An Automated Market Maker (AMM) is a mechanism that replaces traditional order books with a mathematical formula to facilitate trading and price discovery.

AMM in Prophecy

In Prophecy, AMM-based markets are utilised to:

  • Provide Continuous Liquidity: Traders can buy or sell shares at any time without relying on counterparties.

  • Enable Efficient Price Discovery: Prices are dynamically adjusted based on the AMM formula and the ratio of assets in the liquidity pool.

How It Works

  1. Liquidity Pools:

  • Each market is backed by a liquidity pool containing two assets: tokens representing the possible outcomes (e.g., YES/NO).
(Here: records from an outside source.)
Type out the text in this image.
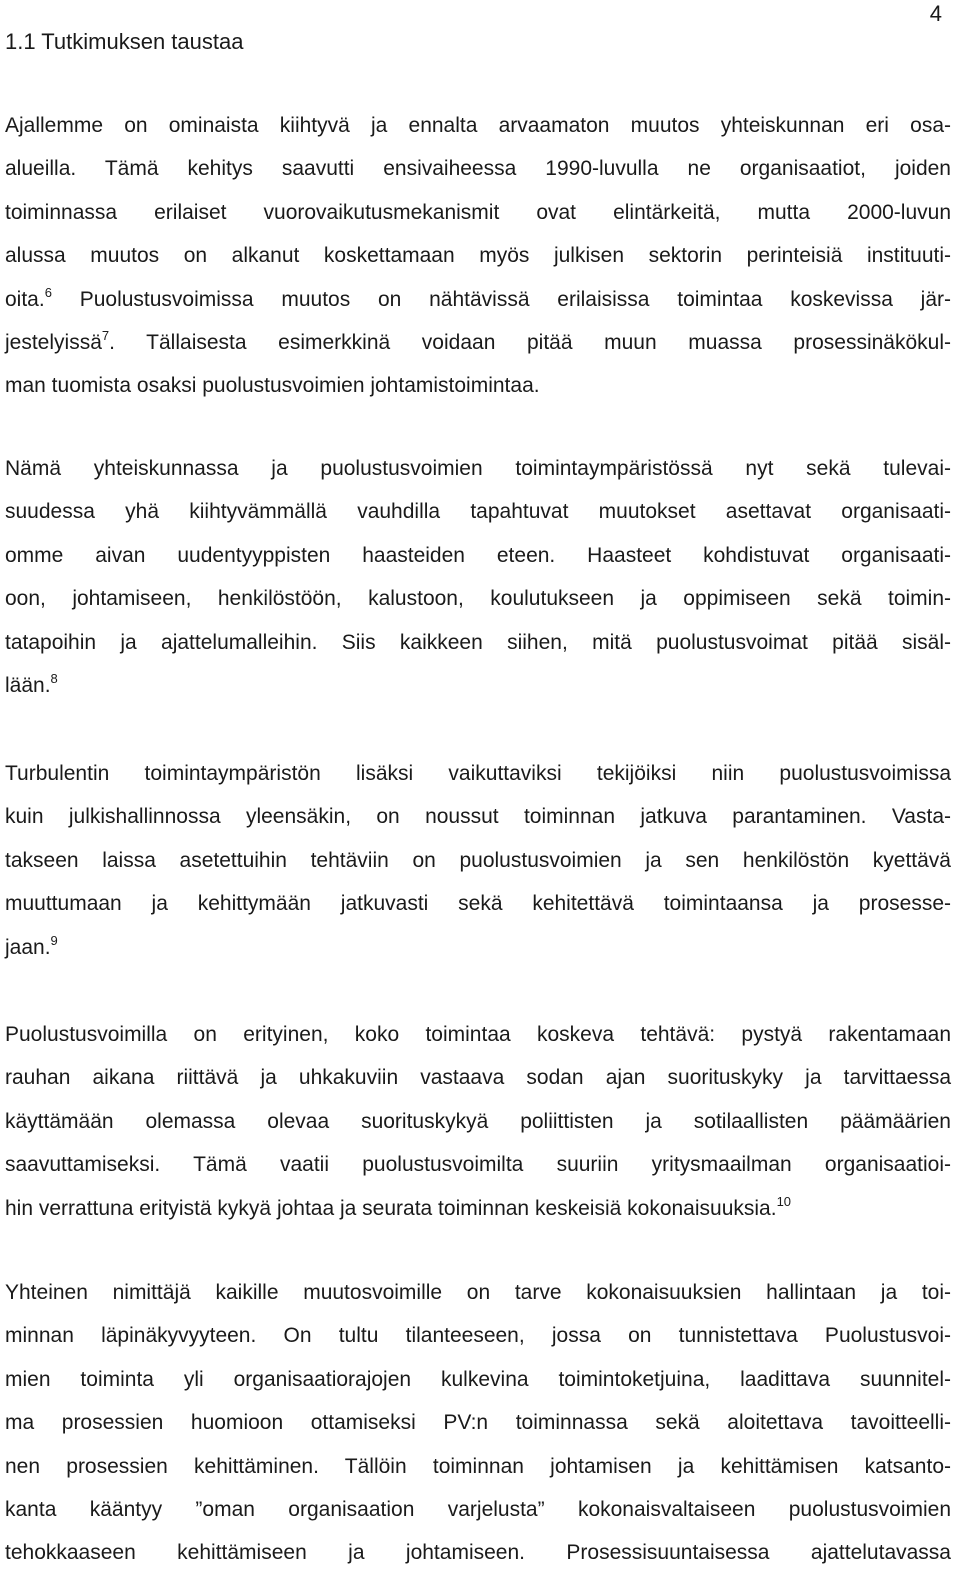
4
1.1 Tutkimuksen taustaa
Ajallemme on ominaista kiihtyvä ja ennalta arvaamaton muutos yhteiskunnan eri osa-
alueilla. Tämä kehitys saavutti ensivaiheessa 1990-luvulla ne organisaatiot, joiden
toiminnassa erilaiset vuorovaikutusmekanismit ovat elintärkeitä, mutta 2000-luvun
alussa muutos on alkanut koskettamaan myös julkisen sektorin perinteisiä instituuti-
oita.$^6$ Puolustusvoimissa muutos on nähtävissä erilaisissa toimintaa koskevissa jär-
jestelyissä$^7$. Tällaisesta esimerkkinä voidaan pitää muun muassa prosessinäkökul-
man tuomista osaksi puolustusvoimien johtamistoimintaa.
Nämä yhteiskunnassa ja puolustusvoimien toimintaympäristössä nyt sekä tulevai-
suudessa yhä kiihtyvämmällä vauhdilla tapahtuvat muutokset asettavat organisaati-
omme aivan uudentyyppisten haasteiden eteen. Haasteet kohdistuvat organisaati-
oon, johtamiseen, henkilöstöön, kalustoon, koulutukseen ja oppimiseen sekä toimin-
tatapoihin ja ajattelumalleihin. Siis kaikkeen siihen, mitä puolustusvoimat pitää sisäl-
lään.$^8$
Turbulentin toimintaympäristön lisäksi vaikuttaviksi tekijöiksi niin puolustusvoimissa
kuin julkishallinnossa yleensäkin, on noussut toiminnan jatkuva parantaminen. Vasta-
takseen laissa asetettuihin tehtäviin on puolustusvoimien ja sen henkilöstön kyettävä
muuttumaan ja kehittymään jatkuvasti sekä kehitettävä toimintaansa ja prosesse-
jaan.$^9$
Puolustusvoimilla on erityinen, koko toimintaa koskeva tehtävä: pystyä rakentamaan
rauhan aikana riittävä ja uhkakuviin vastaava sodan ajan suorituskyky ja tarvittaessa
käyttämään olemassa olevaa suorituskykyä poliittisten ja sotilaallisten päämäärien
saavuttamiseksi. Tämä vaatii puolustusvoimilta suuriin yritysmaailman organisaatioi-
hin verrattuna erityistä kykyä johtaa ja seurata toiminnan keskeisiä kokonaisuuksia.$^{10}$
Yhteinen nimittäjä kaikille muutosvoimille on tarve kokonaisuuksien hallintaan ja toi-
minnan läpinäkyvyyteen. On tultu tilanteeseen, jossa on tunnistettava Puolustusvoi-
mien toiminta yli organisaatiorajojen kulkevina toimintoketjuina, laadittava suunnitel-
ma prosessien huomioon ottamiseksi PV:n toiminnassa sekä aloitettava tavoitteelli-
nen prosessien kehittäminen. Tällöin toiminnan johtamisen ja kehittämisen katsanto-
kanta kääntyy ”oman organisaation varjelusta” kokonaisvaltaiseen puolustusvoimien
tehokkaaseen kehittämiseen ja johtamiseen. Prosessisuuntaisessa ajattelutavassa
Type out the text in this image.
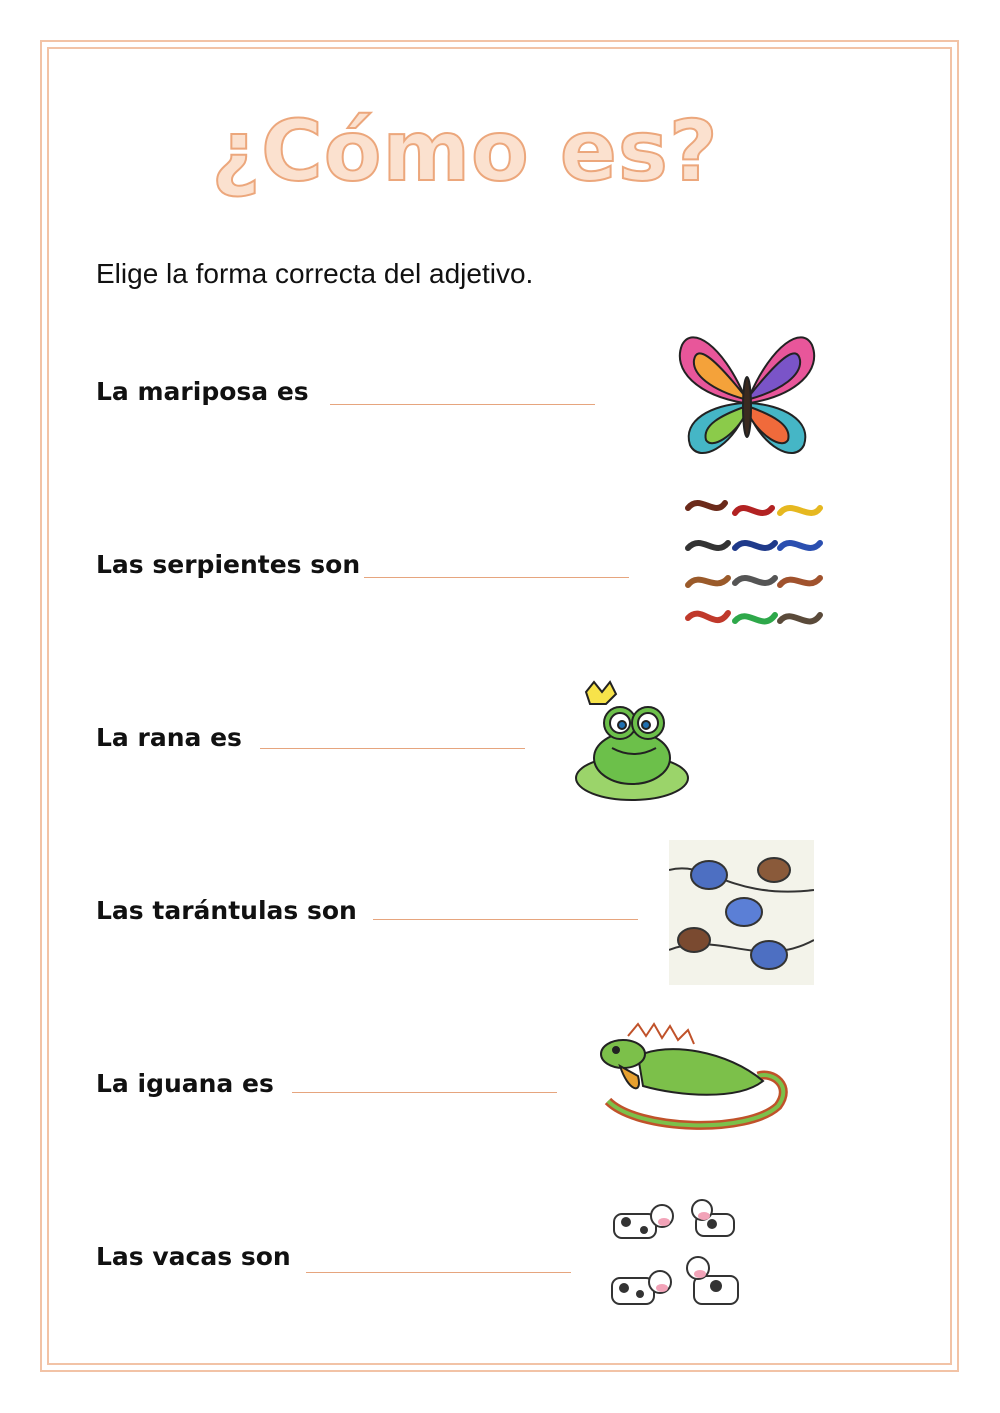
¿Cómo es?
Elige la forma correcta del adjetivo.
La mariposa es
Las serpientes son
La rana es
Las tarántulas son
La iguana es
Las vacas son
  • Users provide liquidity to these pools and earn fees from trades.

  1. Pricing Mechanism:

  • The price of an outcome token is determined by the constant product formula: x⋅y=k

In a trading pool, as traders buy or sell tokens, the ratio of tokens adjusts, impacting the price. Here:

  • k: represents the pool's total liquidity (a constant value).

  • y: is the quantity of token B (e.g., NO tokens).

  • x: is the quantity of token A (e.g., YES tokens).

3. Market Creation:

  • Anyone can create a market by providing an initial liquidity deposit( SOL and USDC) and defining the event’s outcomes.